If citizens’ assemblies’ main task is to indicatively represent how citizens would deliberate on policy proposals under ideal conditions, they must represent a deliberative demos (see Owen in Bauböck 2018) that is considerably wider than the demos that authorises a legislative assembly through elections. At the minimum, this deliberative demos must include all residents in the European Union. I welcome, therefore, Nicolaidis’ proposal to balance the composition of an ECA not only by nationality, gender, income, and education but also by including a proportionate number of non-EU citizens. This will, however, not be enough. When an ECA deliberates, for example, on a policy responding to climate change, the demos whom it ought to represent is a global one that includes all humans and, arguably, also non-human animals. For practical reasons, it will not be possible to randomly select participants from such a wide demos. However, it is crucial that the ECA includes representatives of interests that are most severely affected by the policy that is being considered. It can do so by inviting virtual representatives of these interests who can credibly speak for populations in countries in the Global South worst hit by the climate crises, non-human animal species decimated by it or future generations that will bear the brunt of current failures to act decisively in cutting carbon emissions.
I acknowledge that this proposal leaves many questions open: How many virtual representatives should be added to an ECA? Should their selection depend on the specific issue that is debated? Should they merely have an advisory role, or should their votes be counted? Purists of sortition-based democracy may object that giving such representatives a stronger role than that of experts and including them in significant numbers would distort the descriptive representation of European societies. However, this objection begs the question: Why should only European residents form the demos that is represented in an assembly deliberating about European policies that severely affect the interests of so many non-Europeans? Sortition-based descriptive representation of all these interests is practically impossible. So the second-best solution seems to me a mixed ECA that combines random selection of European residents with purposefully designed representation of other interests.
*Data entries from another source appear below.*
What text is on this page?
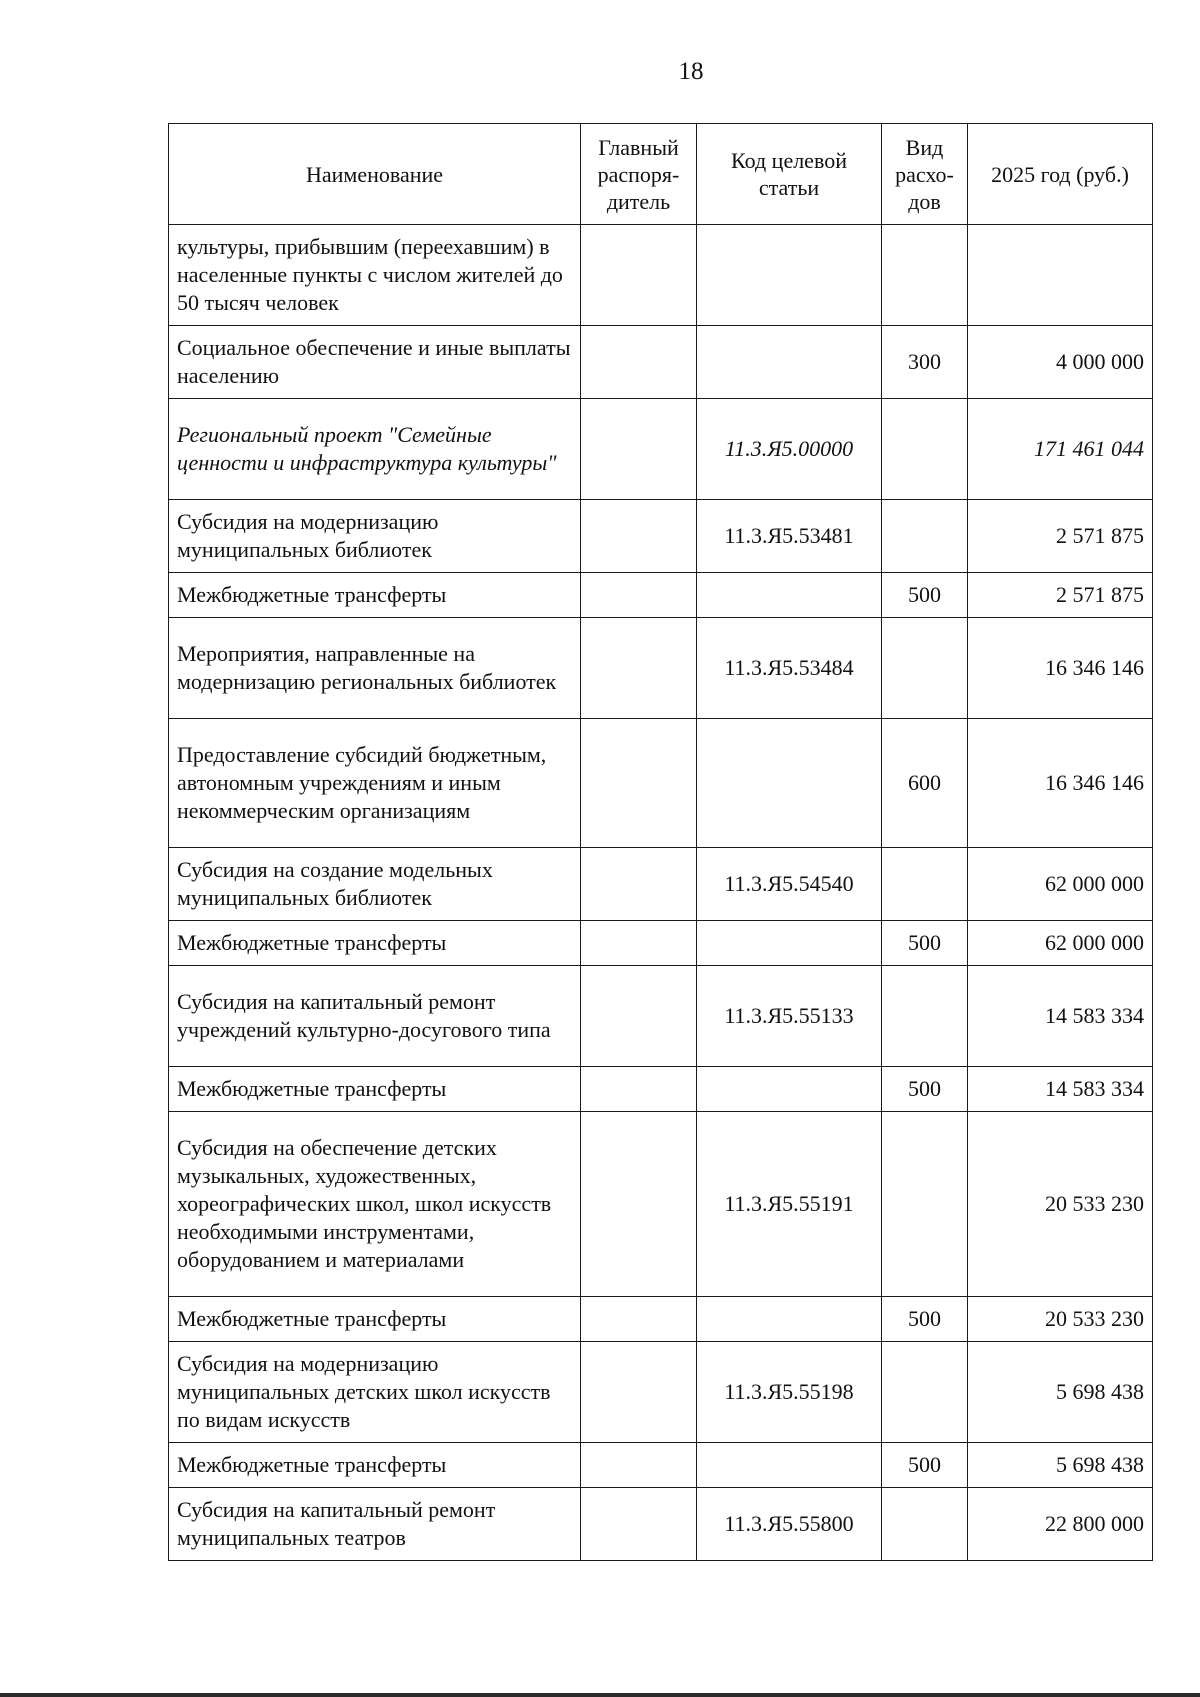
18
Наименование	Главный распоря-дитель	Код целевой статьи	Вид расхо-дов	2025 год (руб.)
культуры, прибывшим (переехавшим) в населенные пункты с числом жителей до 50 тысяч человек				
Социальное обеспечение и иные выплаты населению			300	4 000 000
Региональный проект "Семейные ценности и инфраструктура культуры"		11.3.Я5.00000		171 461 044
Субсидия на модернизацию муниципальных библиотек		11.3.Я5.53481		2 571 875
Межбюджетные трансферты			500	2 571 875
Мероприятия, направленные на модернизацию региональных библиотек		11.3.Я5.53484		16 346 146
Предоставление субсидий бюджетным, автономным учреждениям и иным некоммерческим организациям			600	16 346 146
Субсидия на создание модельных муниципальных библиотек		11.3.Я5.54540		62 000 000
Межбюджетные трансферты			500	62 000 000
Субсидия на капитальный ремонт учреждений культурно-досугового типа		11.3.Я5.55133		14 583 334
Межбюджетные трансферты			500	14 583 334
Субсидия на обеспечение детских музыкальных, художественных, хореографических школ, школ искусств необходимыми инструментами, оборудованием и материалами		11.3.Я5.55191		20 533 230
Межбюджетные трансферты			500	20 533 230
Субсидия на модернизацию муниципальных детских школ искусств по видам искусств		11.3.Я5.55198		5 698 438
Межбюджетные трансферты			500	5 698 438
Субсидия на капитальный ремонт муниципальных театров		11.3.Я5.55800		22 800 000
The Test of Effective Transformation of Citizens’ Preferences
An ECA that meets its task of deliberating on EU policies by considering all interests that would be severely affected by them may still fail to change public opinion and the views of those citizens for whose votes national and European legislators compete. If it then initiates referendums or puts its proposals forward for a vote in the EP, these may simply get voted down. The ultimate test for an ECA is, therefore, whether and how its deliberations and proposals will feed back into the public spheres of European societies. This is the constraint that democrats have to accept: Citizens’ assemblies may fail to endorse policies that are urgently necessary, and even if they do endorse them, they may fail to reach out and convince those citizen voters who form their opinions under far less ideal conditions. Nicolaidis’ proposal contains interesting ideas on how to reduce this risk, but it is in the nature of democracy that it can never be fully overcome.